Mas além desses elementos de força e de tudo que coloca esse cinema num lugar de merecido destaque, Branco Sai, Preto Fica tem também suas fraquezas. O mais forte dos incômodos é seu ritmo e uma desconfortável sensação de que bem no miolo ele para de andar e gira em círculos – sensação acentuada agora na revisão. Se até o momento em que a chefe da missão se comunica com o investigador o filme surpreendia e apresentava sempre elementos novos – articulando-os com firmeza –, dessa passagem até a entrada do DJ Jamaika, ele torna-se repetitivo.

O que não é lá tão surpreendente, já que tanto pela ousadia de diálogos de gêneros e pelas condições de produção, Branco Sai, Preto Fica é bastante difícil de colocar de pé.
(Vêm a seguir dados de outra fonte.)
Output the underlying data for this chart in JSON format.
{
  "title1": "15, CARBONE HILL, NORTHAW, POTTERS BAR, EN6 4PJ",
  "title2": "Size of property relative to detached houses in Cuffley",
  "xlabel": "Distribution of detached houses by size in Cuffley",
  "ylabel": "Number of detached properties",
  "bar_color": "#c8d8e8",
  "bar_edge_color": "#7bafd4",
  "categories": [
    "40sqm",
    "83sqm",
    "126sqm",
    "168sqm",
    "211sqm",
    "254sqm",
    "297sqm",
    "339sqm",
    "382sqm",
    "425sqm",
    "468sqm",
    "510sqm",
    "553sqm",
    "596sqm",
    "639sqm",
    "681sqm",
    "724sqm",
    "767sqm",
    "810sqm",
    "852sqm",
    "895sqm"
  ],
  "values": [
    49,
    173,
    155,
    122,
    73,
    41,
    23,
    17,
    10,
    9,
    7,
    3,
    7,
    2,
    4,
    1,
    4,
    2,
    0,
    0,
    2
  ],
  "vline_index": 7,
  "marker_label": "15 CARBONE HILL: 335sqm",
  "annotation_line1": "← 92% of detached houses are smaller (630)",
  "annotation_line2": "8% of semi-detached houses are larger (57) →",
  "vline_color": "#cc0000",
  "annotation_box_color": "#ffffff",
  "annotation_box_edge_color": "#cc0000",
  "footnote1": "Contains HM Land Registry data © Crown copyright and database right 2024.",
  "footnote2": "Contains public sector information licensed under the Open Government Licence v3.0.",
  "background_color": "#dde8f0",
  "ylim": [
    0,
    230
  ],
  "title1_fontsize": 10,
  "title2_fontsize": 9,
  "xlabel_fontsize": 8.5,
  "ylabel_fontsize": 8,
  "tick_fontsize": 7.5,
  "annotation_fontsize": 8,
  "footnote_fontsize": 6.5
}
O personagem Sartana, por exemplo, por vezes deixa de ser uma matéria interessante ao conjunto para se tornar apenas ilustração de uma ideia amputação que vai além do aspecto físico (dançar é recriar o mundo, é reafirmar “eu sou”, e perder uma perna é tornar-se desprovido dessa potência). Muito por conta dessa alternância de força em seu miolo até o ato de conclusão, em ambas as sessões fiquei cansado, o que aponta para algo não acidental ou que depende das condições físicas de apreciação, mas da própria forma do filme (claro que esse diagnóstico é subjetivo).

Ainda que falho, Branco Sai, Preto Fica é marcante. Aponta para outras possibilidades de um cinema negro no Brasil (ainda que Adirley seja, ele mesmo, branco); de um cinema periférico a inverter o ponto de vista sob o qual enfrenta-se o mundo, falando de coisas do outro lado da ponte; e dá esperanças para o cinema brasileiro dos próximos anos: expectativas de que, com ele no pedaço, ainda teremos mais e mais uma matéria bruta e sua transformação em forma cinematográfica de fato relevantes.